This is an automated email from the ASF dual-hosted git repository.
alamb pushed a commit to branch main
in repository https://gitbox.apache.org/repos/asf/arrow-datafusion.git
The following commit(s) were added to refs/heads/main by this push:
new 4d93b6a380 [MINOR] Supporting repartition joins conf in SHJ (#6998)
4d93b6a380 is described below
commit 4d93b6a3802151865b68967bdc4c7d7ef425b49a
Author: Metehan Yıldırım <[email protected]>
AuthorDate: Tue Jul 18 12:46:35 2023 +0300
[MINOR] Supporting repartition joins conf in SHJ (#6998)
* Initial
* Update mod.rs
* Add fmt_as and refactor tests
---
.../core/src/physical_optimizer/pipeline_fixer.rs | 5 ++-
datafusion/core/src/physical_plan/joins/mod.rs | 9 +++++
.../src/physical_plan/joins/symmetric_hash_join.rs | 41 ++++++++++++++--------
3 files changed, 40 insertions(+), 15 deletions(-)

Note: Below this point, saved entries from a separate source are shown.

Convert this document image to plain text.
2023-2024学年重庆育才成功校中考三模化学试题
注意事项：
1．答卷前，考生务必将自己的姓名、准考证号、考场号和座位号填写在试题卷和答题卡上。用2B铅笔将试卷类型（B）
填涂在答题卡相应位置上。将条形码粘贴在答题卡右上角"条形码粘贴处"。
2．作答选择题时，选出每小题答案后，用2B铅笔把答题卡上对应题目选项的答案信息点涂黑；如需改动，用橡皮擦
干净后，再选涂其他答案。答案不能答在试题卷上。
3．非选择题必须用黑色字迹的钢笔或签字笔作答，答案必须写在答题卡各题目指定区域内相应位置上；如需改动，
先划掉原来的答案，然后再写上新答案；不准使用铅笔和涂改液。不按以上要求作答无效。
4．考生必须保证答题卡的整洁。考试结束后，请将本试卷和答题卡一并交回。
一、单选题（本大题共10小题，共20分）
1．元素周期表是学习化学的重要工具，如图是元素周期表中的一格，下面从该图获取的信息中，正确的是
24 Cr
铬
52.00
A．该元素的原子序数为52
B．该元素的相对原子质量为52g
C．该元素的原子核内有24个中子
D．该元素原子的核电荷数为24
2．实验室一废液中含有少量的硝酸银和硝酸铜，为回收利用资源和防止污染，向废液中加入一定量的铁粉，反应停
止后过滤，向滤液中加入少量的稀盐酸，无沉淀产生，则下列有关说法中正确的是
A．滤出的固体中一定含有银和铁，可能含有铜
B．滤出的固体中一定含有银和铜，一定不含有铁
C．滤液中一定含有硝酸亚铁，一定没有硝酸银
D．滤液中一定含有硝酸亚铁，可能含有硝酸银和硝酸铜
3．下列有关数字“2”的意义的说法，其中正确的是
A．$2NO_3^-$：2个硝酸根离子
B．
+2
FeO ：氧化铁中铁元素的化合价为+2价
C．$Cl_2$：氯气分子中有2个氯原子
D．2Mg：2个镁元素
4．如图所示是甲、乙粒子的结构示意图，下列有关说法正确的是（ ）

diff --git a/datafusion/core/src/physical_optimizer/pipeline_fixer.rs
b/datafusion/core/src/physical_optimizer/pipeline_fixer.rs
index caae774345..7db3e99c39 100644
--- a/datafusion/core/src/physical_optimizer/pipeline_fixer.rs
+++ b/datafusion/core/src/physical_optimizer/pipeline_fixer.rs
@@ -27,7 +27,9 @@ use crate::error::Result;
use crate::physical_optimizer::join_selection::swap_hash_join;
use crate::physical_optimizer::pipeline_checker::PipelineStatePropagator;
use crate::physical_optimizer::PhysicalOptimizerRule;
-use crate::physical_plan::joins::{HashJoinExec, PartitionMode,
SymmetricHashJoinExec};
+use crate::physical_plan::joins::{
+ HashJoinExec, PartitionMode, StreamJoinPartitionMode,
SymmetricHashJoinExec,
+};
use crate::physical_plan::ExecutionPlan;
use datafusion_common::tree_node::{Transformed, TreeNode};
use datafusion_common::DataFusionError;
@@ -101,6 +103,7 @@ fn hash_join_convert_symmetric_subrule(
hash_join.filter().cloned(),
hash_join.join_type(),
hash_join.null_equals_null(),
+ StreamJoinPartitionMode::Partitioned,
)
.map(|exec| {
input.plan = Arc::new(exec) as _;
diff --git a/datafusion/core/src/physical_plan/joins/mod.rs
b/datafusion/core/src/physical_plan/joins/mod.rs
index 0a1bc147b8..fd805fa201 100644
--- a/datafusion/core/src/physical_plan/joins/mod.rs
+++ b/datafusion/core/src/physical_plan/joins/mod.rs
@@ -42,3 +42,12 @@ pub enum PartitionMode {
/// It will also consider swapping the left and right inputs for the Join
Auto,
}
+
+/// Partitioning mode to use for symmetric hash join
+#[derive(Hash, Clone, Copy, Debug, PartialEq, Eq)]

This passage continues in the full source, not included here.